Is there a particular point that might, in a good way, surprise or amaze readers?
Oh yes! Read chapter 4, which I entitled (tongue-in-cheek): “Not for Your Coffee Mug: The Unquotable St. Josemaría.” I quote point no. 592 in The Way where he says, “Don’t forget that you are just a trash can.”
It sounds so dismissive, doesn’t it? So contrary to what we might expect from a saint, a spiritual book, or even from our cultural setting. But context here is essential. He has extracted this point from his personal journal. In other words, he is primarily talking to himself. But he is making a universal reflection. My reflection on that point from The Way (which includes more than the sentence quoted) focuses on finding joy in our poverty before God, as the saints do.
Trying to grasp the Son of God’s voluntary impoverishment for our sake, His extreme humility, His being rejected and despised for our sake, we find the ‘garbage can’ imagery not so demeaning after all. God can only glorify those who become the least among all, servants of all, and who are willing to bear their share of His passion for the salvation of souls. In other words, to walk in step with the Lord is to share His humiliation. But that humiliation is the precursor of glory.
How can St. Josemaría's teachings be relevant for both lay persons and those in religious life?

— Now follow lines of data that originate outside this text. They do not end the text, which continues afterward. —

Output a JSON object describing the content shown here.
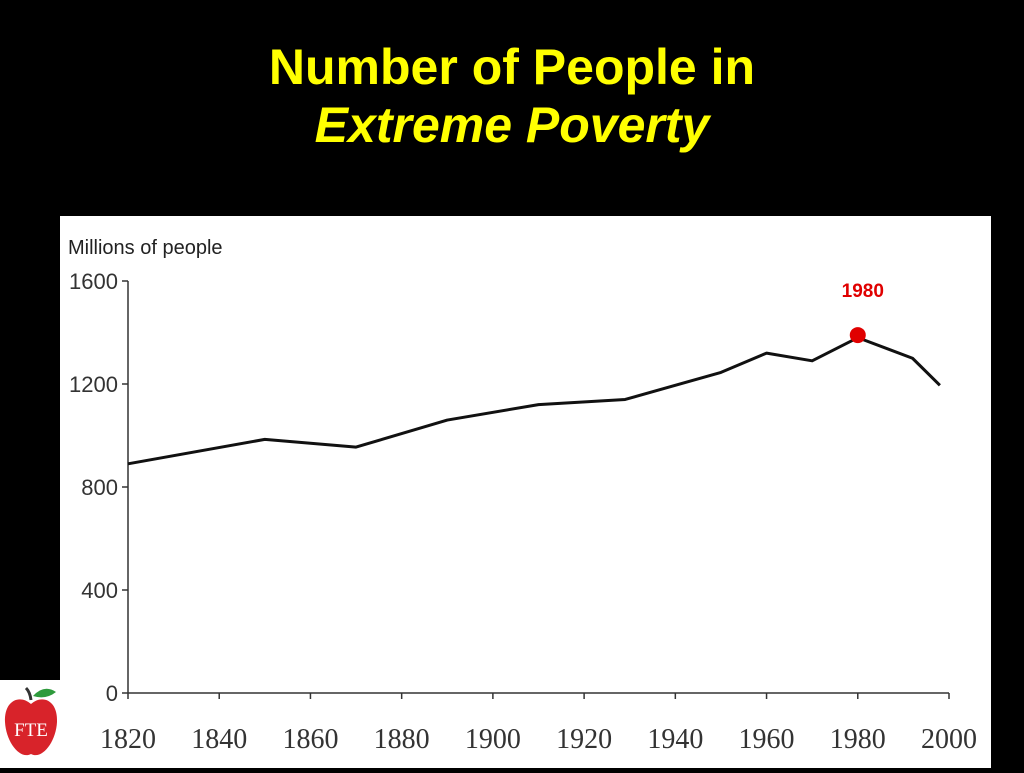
{
  "slide": {
    "title_line1": "Number of People in",
    "title_line2": "Extreme Poverty"
  },
  "logo": {
    "text": "FTE",
    "color": "#D8232A"
  },
  "chart_data": {
    "type": "line",
    "ylabel": "Millions of people",
    "xlabel": "",
    "xlim": [
      1820,
      2000
    ],
    "ylim": [
      0,
      1600
    ],
    "x_ticks": [
      1820,
      1840,
      1860,
      1880,
      1900,
      1920,
      1940,
      1960,
      1980,
      2000
    ],
    "y_ticks": [
      0,
      400,
      800,
      1200,
      1600
    ],
    "grid": false,
    "series": [
      {
        "x": [
          1820,
          1850,
          1870,
          1890,
          1910,
          1929,
          1950,
          1960,
          1970,
          1980,
          1992,
          1998
        ],
        "y": [
          890,
          985,
          955,
          1060,
          1120,
          1140,
          1245,
          1320,
          1290,
          1380,
          1300,
          1195
        ],
        "color": "#111111"
      }
    ],
    "annotations": [
      {
        "label": "1980",
        "x": 1980,
        "y": 1390,
        "color": "#E00000"
      }
    ]
  }
}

That’s a good question, because for many people, there doesn’t seem to be any clear crossover between the spirituality of the Work and religious life. I see it this way: the core of Christian spirituality is the same for all of us, namely, the perfection of charity. How we live out the gospel call to love as Christ loves will obviously differ according to our state in life. But for anyone striving for holiness, what seems to separate consecrated life from committed lay life actually unites them.
What do you mean?
I mean the evangelical counsels of poverty, chastity, and obedience. For religious, these are the material for our vows, but living the spirit of these counsels is incumbent on anyone seeking gospel holiness—and this you will find not only in Church documents, but also woven throughout St. Josemaría's spirituality. Lay life requires that one have material means and independence, and normally also includes marriage and children. And that is good. But to hold yourself up to the gospel standard of poverty, chastity, and obedience, with all of the detachment that implies, makes you a very intentional and effective disciple. It keeps us mindful of our need to keep a loose grip on the goods of this world, even if we are immersed in them daily.
What is the most important lesson you hope your readers will learn from the life and teaching of Saint Josemaria?
Mainly two things: the fire to follow Christ to perfection, and the reassurance that He understands all of our weaknesses when we fail to live up to the high bar of gospel perfection. As I’ve mentioned, I find in Saint Josemaría an incredibly encouraging father. Sometimes we might be tempted to think that the gospel is, practically, an impossible ideal.
But the saint’s encouragement (often based on his own experience) leaves us not only no room for excuse, but also the enthusiasm to apply ourselves wholeheartedly to a generous program of holy living—the highest bar possible: “You have forgotten the Lord’s admonition to the Apostle: ‘My grace is enough for you!’ which is confirmation that, if you want to, you can” (Furrow, no. 166). Fathers encourage their children to do great things, and this encouragement brings with it the assurance that those great things can be done.